Turkey Cutlets with a Crispy Parmesan Crust

turkey cutlets parm crust.jpg

A plate-lickin’ dish with a delectable crispy crust and low in calories (the quick pan-fry also prevents any greasiness!)  Using Koch’s Organic Turkey Fillets which are lean, all-natural and incredibly juicy, ensures a dish you will feel good about serving and want to make over & over again.

SERVING SUGGESTIONS

Pair with:

DiMartino Fusili Corti Pasta with Mom’s Sunday Sauce & Pinwheel Local Sweet Peas

Individual Cauliflower Gratins with Pinwheel Local Sweet Corn (microwaved with a pat of butter, salt, pepper, ¼ teaspoon dried thyme, and finished with a squeeze of lemon)

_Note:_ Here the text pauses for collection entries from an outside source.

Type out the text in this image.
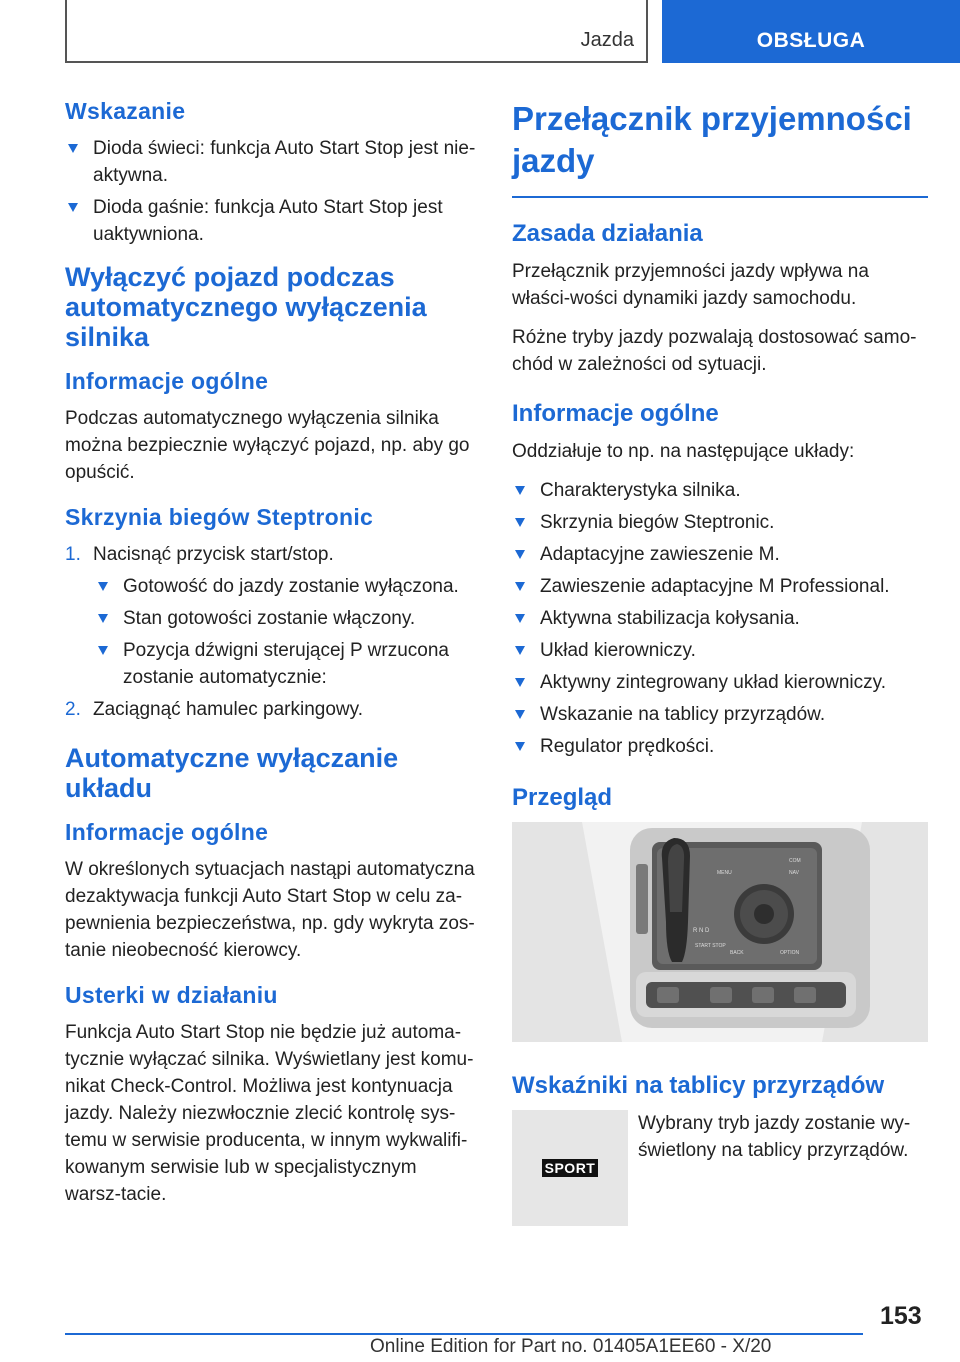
Jazda	OBSŁUGA
Wskazanie
Dioda świeci: funkcja Auto Start Stop jest nie-aktywna.
Dioda gaśnie: funkcja Auto Start Stop jest uaktywniona.
Wyłączyć pojazd podczas automatycznego wyłączenia silnika
Informacje ogólne

Podczas automatycznego wyłączenia silnika można bezpiecznie wyłączyć pojazd, np. aby go opuścić.

Skrzynia biegów Steptronic
1. Nacisnąć przycisk start/stop.
Gotowość do jazdy zostanie wyłączona.
Stan gotowości zostanie włączony.
Pozycja dźwigni sterującej P wrzucona zostanie automatycznie:
2. Zaciągnąć hamulec parkingowy.
Automatyczne wyłączanie układu
Informacje ogólne

W określonych sytuacjach nastąpi automatyczna dezaktywacja funkcji Auto Start Stop w celu za-pewnienia bezpieczeństwa, np. gdy wykryta zos-tanie nieobecność kierowcy.

Usterki w działaniu

Funkcja Auto Start Stop nie będzie już automa-tycznie wyłączać silnika. Wyświetlany jest komu-nikat Check-Control. Możliwa jest kontynuacja jazdy. Należy niezwłocznie zlecić kontrolę sys-temu w serwisie producenta, w innym wykwalifi-kowanym serwisie lub w specjalistycznym warsz-tacie.

Przełącznik przyjemności jazdy
Zasada działania

Przełącznik przyjemności jazdy wpływa na właści-wości dynamiki jazdy samochodu.

Różne tryby jazdy pozwalają dostosować samo-chód w zależności od sytuacji.

Informacje ogólne

Oddziałuje to np. na następujące układy:

Charakterystyka silnika.
Skrzynia biegów Steptronic.
Adaptacyjne zawieszenie M.
Zawieszenie adaptacyjne M Professional.
Aktywna stabilizacja kołysania.
Układ kierowniczy.
Aktywny zintegrowany układ kierowniczy.
Wskazanie na tablicy przyrządów.
Regulator prędkości.
Przegląd
START STOP
R N D
MENU	NAV
COM
BACK	OPTION
Wskaźniki na tablicy przyrządów
SPORT
Wybrany tryb jazdy zostanie wy-świetlony na tablicy przyrządów.
153
Online Edition for Part no. 01405A1EE60 - X/20
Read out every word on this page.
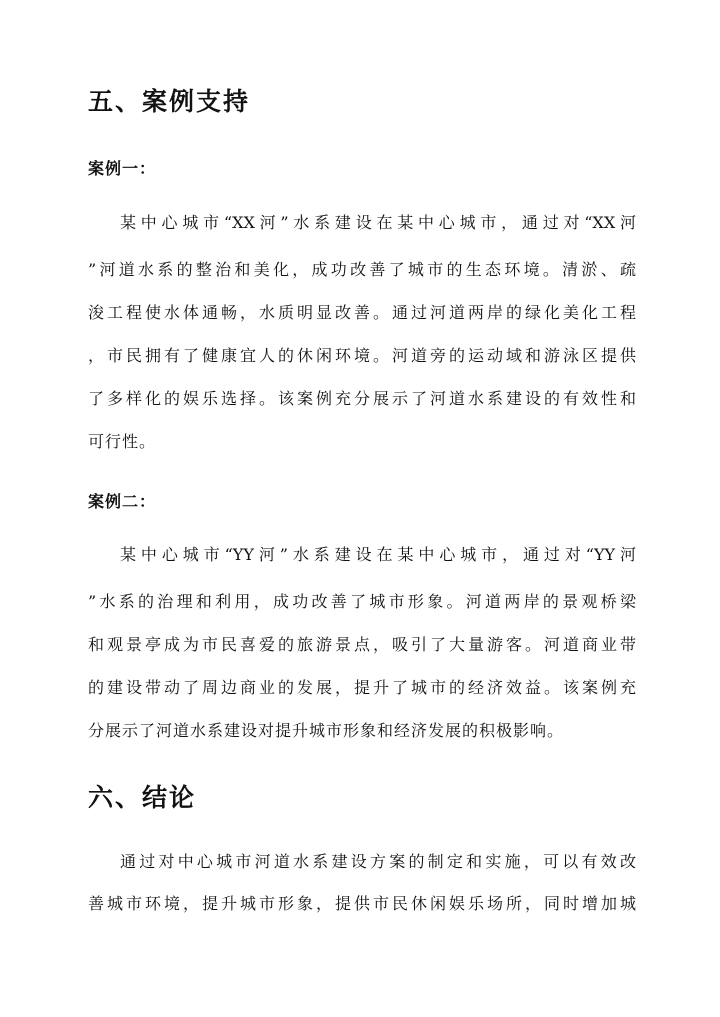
五、案例支持
案例一：
某中心城市“XX河”水系建设在某中心城市，通过对“XX河
”河道水系的整治和美化，成功改善了城市的生态环境。清淤、疏
浚工程使水体通畅，水质明显改善。通过河道两岸的绿化美化工程
，市民拥有了健康宜人的休闲环境。河道旁的运动域和游泳区提供
了多样化的娱乐选择。该案例充分展示了河道水系建设的有效性和
可行性。
案例二：
某中心城市“YY河”水系建设在某中心城市，通过对“YY河
”水系的治理和利用，成功改善了城市形象。河道两岸的景观桥梁
和观景亭成为市民喜爱的旅游景点，吸引了大量游客。河道商业带
的建设带动了周边商业的发展，提升了城市的经济效益。该案例充
分展示了河道水系建设对提升城市形象和经济发展的积极影响。
六、结论
通过对中心城市河道水系建设方案的制定和实施，可以有效改
善城市环境，提升城市形象，提供市民休闲娱乐场所，同时增加城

Pinwheel Grilled Mediterranean Veggies sautéed with olive oil, 1 small onion (chopped), a clove garlic (chopped) and seasoned with salt, pepper & a drizzle of Balsamic Vinegar

Roasted Broccoli Salad with Lemony Dressing 

Creamed Spinach with Parmesan


Serves: 4 Cooking time: approx. 30 minutes


Ingredients

  • 1 pound of Koch’s Organic Turkey fillets (approx.4 fillets)

  • 2 egg whites, beaten 

  • 1/3 cup seasoned breadcrumbs

  • 2 tbsp Parmesan cheese

  • kosher salt and fresh pepper

  • 1 tbsp butter

  • 1 tsp olive oil

  • lemon wedges for serving

Instructions

- Season fillets with salt and pepper.

- Combine bread crumbs and Parmesan cheese in a medium bowl; in another bowl beat egg whites.

- Dip turkey cutlets in egg whites, then breadcrumb mixture, shaking off excess.

- Heat a large nonstick frying pan on medium heat. Add the butter and olive oil.

- When butter melts, add the filets and cook about 4-6 minutes on each side, until golden brown and cooked through. Serve with lemon wedges.